After United States President Donald Trump and Australian Prime Minister Malcolm Turnbull announced that their countries will replace their guest workers' visa with a stricter one to welcome only highly skilled applicants, New Zealand has also followed suit.
New Zealand's Minister of Immigration Michael Woodhouse on Wednesday. April 19, said he was taking a "Kiwis-first approach to immigration", echoing Trump's "America first" motto. Turnbull on Tuesday, April 18, had also made statements to the same tune, saying that his aim is to put "Australians first" in his country.
Migration and immigrant work visas have emerged as one of the hot topics for the general election in New Zealand scheduled for September 23, 2017.
"These changes are designed to strike the right balance ... and encourage employers to take on more Kiwis and invest in the training to upskill them," Woodhouse said in a statement.

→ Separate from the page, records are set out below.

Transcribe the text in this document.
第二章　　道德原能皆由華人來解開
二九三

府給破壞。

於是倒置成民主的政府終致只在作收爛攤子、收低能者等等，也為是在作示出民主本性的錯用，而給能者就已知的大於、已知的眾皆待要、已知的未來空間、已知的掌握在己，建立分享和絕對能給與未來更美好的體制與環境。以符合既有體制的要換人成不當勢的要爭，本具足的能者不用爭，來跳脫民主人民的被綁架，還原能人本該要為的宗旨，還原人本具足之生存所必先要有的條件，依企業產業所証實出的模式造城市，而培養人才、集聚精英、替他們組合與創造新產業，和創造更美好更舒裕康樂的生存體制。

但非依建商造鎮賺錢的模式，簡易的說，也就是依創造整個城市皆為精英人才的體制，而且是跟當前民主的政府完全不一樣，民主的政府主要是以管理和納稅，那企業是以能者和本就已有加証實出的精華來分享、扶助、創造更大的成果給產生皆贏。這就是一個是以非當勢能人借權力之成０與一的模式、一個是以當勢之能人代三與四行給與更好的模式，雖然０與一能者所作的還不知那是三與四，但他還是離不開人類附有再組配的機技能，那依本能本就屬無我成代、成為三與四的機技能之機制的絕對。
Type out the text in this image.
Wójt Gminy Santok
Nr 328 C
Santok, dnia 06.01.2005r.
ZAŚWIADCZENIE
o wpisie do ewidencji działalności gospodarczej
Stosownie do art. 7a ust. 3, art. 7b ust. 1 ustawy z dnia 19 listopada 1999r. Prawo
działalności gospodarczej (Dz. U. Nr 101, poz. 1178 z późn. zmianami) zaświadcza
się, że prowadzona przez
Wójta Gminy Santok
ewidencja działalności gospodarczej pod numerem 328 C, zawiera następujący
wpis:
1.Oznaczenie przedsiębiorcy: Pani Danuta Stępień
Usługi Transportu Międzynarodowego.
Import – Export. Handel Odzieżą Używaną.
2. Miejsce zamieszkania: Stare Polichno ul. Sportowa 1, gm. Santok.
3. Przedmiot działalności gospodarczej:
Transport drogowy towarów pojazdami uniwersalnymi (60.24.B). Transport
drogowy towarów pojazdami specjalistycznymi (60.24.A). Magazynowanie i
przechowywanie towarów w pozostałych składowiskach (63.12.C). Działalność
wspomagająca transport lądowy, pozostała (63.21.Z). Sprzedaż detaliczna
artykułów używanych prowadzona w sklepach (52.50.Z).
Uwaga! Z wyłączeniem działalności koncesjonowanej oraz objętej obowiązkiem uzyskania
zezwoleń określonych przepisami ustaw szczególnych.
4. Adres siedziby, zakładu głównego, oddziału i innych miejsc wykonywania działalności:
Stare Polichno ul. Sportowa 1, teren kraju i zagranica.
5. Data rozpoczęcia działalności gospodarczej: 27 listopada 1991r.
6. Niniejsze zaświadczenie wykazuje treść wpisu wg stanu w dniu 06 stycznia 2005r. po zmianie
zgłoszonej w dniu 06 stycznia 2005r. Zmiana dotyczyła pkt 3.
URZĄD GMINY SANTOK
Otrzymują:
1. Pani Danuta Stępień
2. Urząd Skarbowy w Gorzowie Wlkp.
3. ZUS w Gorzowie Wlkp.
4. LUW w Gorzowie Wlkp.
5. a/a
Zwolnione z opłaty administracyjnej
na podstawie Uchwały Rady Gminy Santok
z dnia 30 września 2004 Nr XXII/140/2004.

Reports said the changes which will be introduced in the country's migrant visa will include: minimum income requirement, which will make it even more difficult for the visa holders' family members to join them. The reports also said the visa reforms will also limit the seasonal workers' stay in the country.
Under the new reforms, the employers in New Zealand would need to provide a minimum income of NZ$49,000 (€32,000) for anyone entering on a prioritised "skilled" visa.
PM Turnbull took a cue from the US President Trump's H1-B visa reforms, and announced on Tuesday that the Australian government will replace its popular 457 visa programme with a new version.
Turnbull said the new version of the 457 visa programme, largely used by Indians, will only recruit the "best and the brightest in the national interest."
Trump signed an executive order on Tuesday to overhaul the current H1-B visa system to end the purported visa 'misuse' by many employers who replace American workers with low-paid foreigners. The US H1-B visa is a non-immigrant visa that allows the firms to hire foreign workers in specialised occupations.
Trump issued the 'Buy American, Hire American' executive order on Tuesday in Wisconsin, stating that the order will tighten guest worker visas like H1-B, and would also require American agencies to purchase more products and services from US companies and workers. Trump signed the order after visiting a tool factory at Kenosha, Wisconsin, in the Chicago-Milwaukee industrial corridor.